Hi all,
I am trying to write a custom Source for counting errors and output that
with Spark sink mechanism ( CSV or JMX ) and having some problems
understanding how this works.
1. I defined the Source, added counters created with MetricRegistry and
registered the Source
> SparkEnv.get().metricsSystem().registerSource(this)
2. Used that counter ( I could printout in driver the value )
3. With CsvSink my counter is reported but value is 0. !!
I have following questions:
- I expect that codehale's Counter is serialised and registered but
because objects are different is not the right counter. I have a version
with accumulator and is working fine just little worried about performance.
( and design ) Is there another way of doing this ? maybe static fields ?
- When running on YARN how many sink objects will be created ?

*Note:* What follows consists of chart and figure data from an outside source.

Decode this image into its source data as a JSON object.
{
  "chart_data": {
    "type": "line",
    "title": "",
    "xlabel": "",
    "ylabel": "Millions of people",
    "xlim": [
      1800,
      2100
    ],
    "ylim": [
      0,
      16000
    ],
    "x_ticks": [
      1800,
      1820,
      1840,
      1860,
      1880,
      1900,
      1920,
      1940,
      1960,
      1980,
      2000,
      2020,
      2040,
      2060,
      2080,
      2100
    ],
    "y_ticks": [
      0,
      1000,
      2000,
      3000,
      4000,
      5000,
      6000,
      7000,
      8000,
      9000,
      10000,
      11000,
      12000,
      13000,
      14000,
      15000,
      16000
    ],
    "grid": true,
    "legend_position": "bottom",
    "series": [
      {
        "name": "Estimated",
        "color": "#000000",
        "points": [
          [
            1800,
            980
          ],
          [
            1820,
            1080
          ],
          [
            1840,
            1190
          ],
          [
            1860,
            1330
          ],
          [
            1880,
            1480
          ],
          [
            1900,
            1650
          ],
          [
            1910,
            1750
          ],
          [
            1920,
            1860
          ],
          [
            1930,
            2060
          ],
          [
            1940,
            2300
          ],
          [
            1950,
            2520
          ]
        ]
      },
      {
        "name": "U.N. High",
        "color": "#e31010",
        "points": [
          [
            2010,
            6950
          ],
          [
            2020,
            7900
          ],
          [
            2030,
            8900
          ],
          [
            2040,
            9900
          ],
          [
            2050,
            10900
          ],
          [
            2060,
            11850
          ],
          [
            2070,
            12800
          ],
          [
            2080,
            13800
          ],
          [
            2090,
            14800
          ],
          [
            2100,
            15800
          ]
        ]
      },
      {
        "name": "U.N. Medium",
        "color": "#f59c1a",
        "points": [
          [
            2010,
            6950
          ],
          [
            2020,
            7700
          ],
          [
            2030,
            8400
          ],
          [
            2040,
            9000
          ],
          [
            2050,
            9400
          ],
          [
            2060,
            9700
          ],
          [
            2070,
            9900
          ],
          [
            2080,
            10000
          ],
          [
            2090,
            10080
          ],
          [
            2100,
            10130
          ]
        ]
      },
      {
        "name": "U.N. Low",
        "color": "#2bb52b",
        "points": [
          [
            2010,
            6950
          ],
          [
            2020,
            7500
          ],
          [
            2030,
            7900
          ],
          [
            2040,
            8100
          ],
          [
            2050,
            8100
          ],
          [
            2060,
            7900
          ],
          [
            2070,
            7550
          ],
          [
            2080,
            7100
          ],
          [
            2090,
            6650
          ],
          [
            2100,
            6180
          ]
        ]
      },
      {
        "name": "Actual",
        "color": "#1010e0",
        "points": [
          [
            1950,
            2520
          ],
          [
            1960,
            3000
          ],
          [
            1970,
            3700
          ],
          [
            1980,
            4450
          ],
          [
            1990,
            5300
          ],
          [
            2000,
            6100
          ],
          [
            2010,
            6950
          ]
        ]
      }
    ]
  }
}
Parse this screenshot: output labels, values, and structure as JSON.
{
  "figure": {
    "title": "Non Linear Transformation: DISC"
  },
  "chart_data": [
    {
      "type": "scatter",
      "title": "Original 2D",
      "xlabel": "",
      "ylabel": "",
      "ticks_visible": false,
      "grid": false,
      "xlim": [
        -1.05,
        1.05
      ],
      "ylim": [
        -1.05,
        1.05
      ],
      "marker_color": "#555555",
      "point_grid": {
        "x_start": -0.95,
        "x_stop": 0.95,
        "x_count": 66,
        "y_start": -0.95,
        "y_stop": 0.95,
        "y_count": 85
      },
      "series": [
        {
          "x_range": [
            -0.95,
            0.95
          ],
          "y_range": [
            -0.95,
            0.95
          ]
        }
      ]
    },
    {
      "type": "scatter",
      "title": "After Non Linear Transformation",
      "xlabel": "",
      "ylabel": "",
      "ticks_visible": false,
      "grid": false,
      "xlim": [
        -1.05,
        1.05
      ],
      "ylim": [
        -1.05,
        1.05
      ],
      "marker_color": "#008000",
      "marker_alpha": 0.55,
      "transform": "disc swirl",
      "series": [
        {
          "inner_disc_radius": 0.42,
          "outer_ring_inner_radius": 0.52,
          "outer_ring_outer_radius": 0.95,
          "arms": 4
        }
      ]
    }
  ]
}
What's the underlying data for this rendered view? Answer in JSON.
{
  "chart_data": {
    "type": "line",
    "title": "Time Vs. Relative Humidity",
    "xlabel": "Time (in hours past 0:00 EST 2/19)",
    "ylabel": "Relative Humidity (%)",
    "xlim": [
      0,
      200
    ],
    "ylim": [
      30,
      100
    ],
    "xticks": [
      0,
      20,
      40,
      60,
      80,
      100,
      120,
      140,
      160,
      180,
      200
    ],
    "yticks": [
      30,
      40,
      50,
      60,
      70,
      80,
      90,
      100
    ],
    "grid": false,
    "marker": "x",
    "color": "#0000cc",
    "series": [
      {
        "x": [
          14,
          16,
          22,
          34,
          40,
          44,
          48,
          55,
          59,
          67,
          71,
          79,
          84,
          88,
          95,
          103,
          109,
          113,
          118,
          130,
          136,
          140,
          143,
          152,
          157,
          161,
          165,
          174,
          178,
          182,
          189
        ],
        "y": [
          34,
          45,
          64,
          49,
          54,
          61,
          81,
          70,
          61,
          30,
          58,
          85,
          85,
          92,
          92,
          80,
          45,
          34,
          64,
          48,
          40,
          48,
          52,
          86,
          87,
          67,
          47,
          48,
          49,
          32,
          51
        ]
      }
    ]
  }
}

- If I will create some singleton object and register that counter in
Spark, counting is right but will never report from executor. How to enable
reporting from executors when running on YARN ?
My custom Source:
public class CustomMonitoring implements Source {
> private MetricRegistry metricRegistry = new MetricRegistry();
> public CustomMonitoring(List<String> counts) {
> for (String count : counts) {
> metricRegistry.counter(count);
> }
> SparkEnv.get().metricsSystem().registerSource(this);
> }
> @Override
> public String sourceName() {
> return TURBINE_CUSTOM_MONITORING;
> }
> public MetricRegistry metricRegistry() {
> return metricRegistry;
> }
> }
metrics.properties
> *.sink.csv.class=org.apache.spark.metrics.sink.CsvSink
> *.sink.csv.directory=/tmp/csvSink/
> *.sink.csv.period=60
> *.sink.csv.unit=seconds
Thanks you,
Nicolae R.